- #71
The Electrician said:So if we put in the overlines where they belong, then these two lines make sense:
[tex]\text{At any instant, applied voltage }V = V_R + V_L\text{ (Refer fig 5.5)}[/tex]
[tex]\text{Applied voltage }\overline{V} = \overline{I} R + j\overline{I} X_L = \overline{I}(R + jX_L)[/tex]
In the first equation, V and I refer to instantaneous values, and the second equation they refer to RMS values.
The Electrician said:Now do you see why I wanted pictures?...
Urmi Roy said:The first equation must be a phasor addition,not a simple addition,I suppose...(sorry if this is too obvious)...
Urmi Roy said:Also,if the overlined quantities are actually the rms quantities,we shouldn't say they're the magnitudes of the current and voltage...since for one,the magnitude of voltage or current isn't the same as the rms value...and the magnitude of instantaneous current or voltage varies with time
Urmi Roy said:(the total voltage drop in ac circuit may even be greater than the applied voltage, I once heard!)...[/B]
Urmi Roy said:I think I'm all muddled up...as you said,the phasor addition of the voltages across the capacitor(or any reactive member) is always equal to the magnitude of the applied voltage...but at the same time,in a series connection the applied voltage is equal to simple sum of the voltages across the two!How is this possible?
Urmi Roy said:In the picture of the textbook,the very first paragraph says that the V and I with the complex notation are not the voltage and current ...that's an interesting way to put it...
An inductor is an electrical component that stores energy in the form of a magnetic field.

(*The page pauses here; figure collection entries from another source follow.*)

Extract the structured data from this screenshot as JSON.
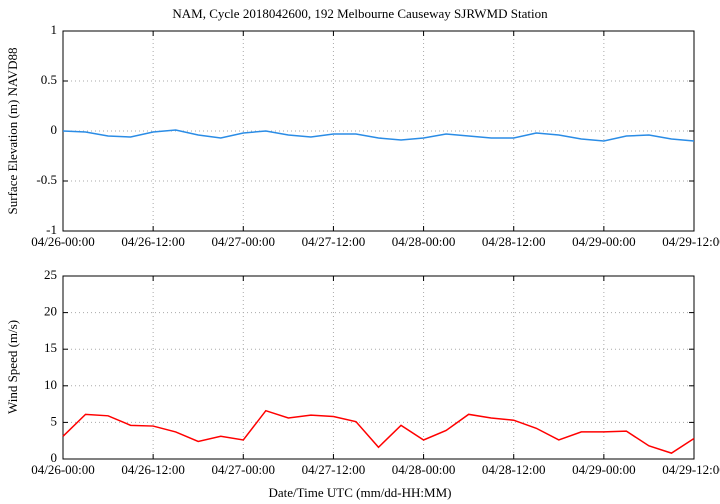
{
  "chart_data": [
    {
      "type": "line",
      "title": "NAM, Cycle 2018042600,  192 Melbourne Causeway SJRWMD Station",
      "ylabel": "Surface Elevation (m) NAVD88",
      "x": [
        "04/26-00:00",
        "04/26-03:00",
        "04/26-06:00",
        "04/26-09:00",
        "04/26-12:00",
        "04/26-15:00",
        "04/26-18:00",
        "04/26-21:00",
        "04/27-00:00",
        "04/27-03:00",
        "04/27-06:00",
        "04/27-09:00",
        "04/27-12:00",
        "04/27-15:00",
        "04/27-18:00",
        "04/27-21:00",
        "04/28-00:00",
        "04/28-03:00",
        "04/28-06:00",
        "04/28-09:00",
        "04/28-12:00",
        "04/28-15:00",
        "04/28-18:00",
        "04/28-21:00",
        "04/29-00:00",
        "04/29-03:00",
        "04/29-06:00",
        "04/29-09:00",
        "04/29-12:00"
      ],
      "series": [
        {
          "color": "#2a8ce6",
          "values": [
            0.0,
            -0.01,
            -0.05,
            -0.06,
            -0.01,
            0.01,
            -0.04,
            -0.07,
            -0.02,
            0.0,
            -0.04,
            -0.06,
            -0.03,
            -0.03,
            -0.07,
            -0.09,
            -0.07,
            -0.03,
            -0.05,
            -0.07,
            -0.07,
            -0.02,
            -0.04,
            -0.08,
            -0.1,
            -0.05,
            -0.04,
            -0.08,
            -0.1
          ]
        }
      ],
      "xlim": [
        "04/26-00:00",
        "04/29-12:00"
      ],
      "xticks": [
        "04/26-00:00",
        "04/26-12:00",
        "04/27-00:00",
        "04/27-12:00",
        "04/28-00:00",
        "04/28-12:00",
        "04/29-00:00",
        "04/29-12:00"
      ],
      "ylim": [
        -1,
        1
      ],
      "yticks": [
        -1,
        -0.5,
        0,
        0.5,
        1
      ],
      "grid": true
    },
    {
      "type": "line",
      "ylabel": "Wind Speed (m/s)",
      "xlabel": "Date/Time UTC (mm/dd-HH:MM)",
      "x": [
        "04/26-00:00",
        "04/26-03:00",
        "04/26-06:00",
        "04/26-09:00",
        "04/26-12:00",
        "04/26-15:00",
        "04/26-18:00",
        "04/26-21:00",
        "04/27-00:00",
        "04/27-03:00",
        "04/27-06:00",
        "04/27-09:00",
        "04/27-12:00",
        "04/27-15:00",
        "04/27-18:00",
        "04/27-21:00",
        "04/28-00:00",
        "04/28-03:00",
        "04/28-06:00",
        "04/28-09:00",
        "04/28-12:00",
        "04/28-15:00",
        "04/28-18:00",
        "04/28-21:00",
        "04/29-00:00",
        "04/29-03:00",
        "04/29-06:00",
        "04/29-09:00",
        "04/29-12:00"
      ],
      "series": [
        {
          "color": "#ff0000",
          "values": [
            3.1,
            6.1,
            5.9,
            4.6,
            4.5,
            3.7,
            2.4,
            3.1,
            2.6,
            6.6,
            5.6,
            6.0,
            5.8,
            5.1,
            1.6,
            4.6,
            2.6,
            3.9,
            6.1,
            5.6,
            5.3,
            4.2,
            2.6,
            3.7,
            3.7,
            3.8,
            1.8,
            0.8,
            2.8
          ]
        }
      ],
      "xlim": [
        "04/26-00:00",
        "04/29-12:00"
      ],
      "xticks": [
        "04/26-00:00",
        "04/26-12:00",
        "04/27-00:00",
        "04/27-12:00",
        "04/28-00:00",
        "04/28-12:00",
        "04/29-00:00",
        "04/29-12:00"
      ],
      "ylim": [
        0,
        25
      ],
      "yticks": [
        0,
        5,
        10,
        15,
        20,
        25
      ],
      "grid": true
    }
  ]
}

It typically consists of a coil of wire, often wound around a core material, and is used in circuits to control the flow of current.
An inductor charges by building up a magnetic field around itself when a current flows through it. The strength of the magnetic field is directly proportional to the amount of current flowing through the inductor.

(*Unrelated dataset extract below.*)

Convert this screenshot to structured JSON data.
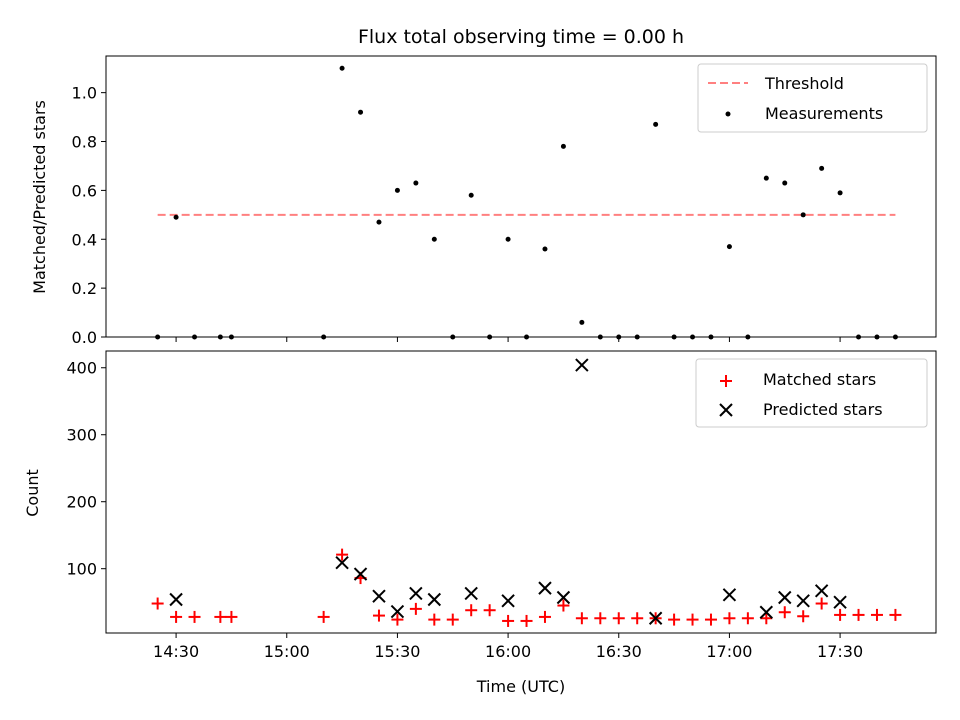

Charging an inductor refers to the process of increasing the magnetic field around it by allowing current to flow through it. Discharging an inductor, on the other hand, refers to the process of decreasing the magnetic field by interrupting the flow of current.
Duality is a concept that describes the relationship between the electric and magnetic properties of an inductor. It explains that when an inductor is charging, it behaves like a short circuit for direct current (DC) and an open circuit for alternating current (AC).
The charging of inductors can have various effects on the overall circuit, depending on the specific application. In general, it can cause a delay in the flow of current, create a voltage drop, or act as a filter for certain frequencies in an AC circuit. It also plays a crucial role in energy storage and conversion in many electronic devices.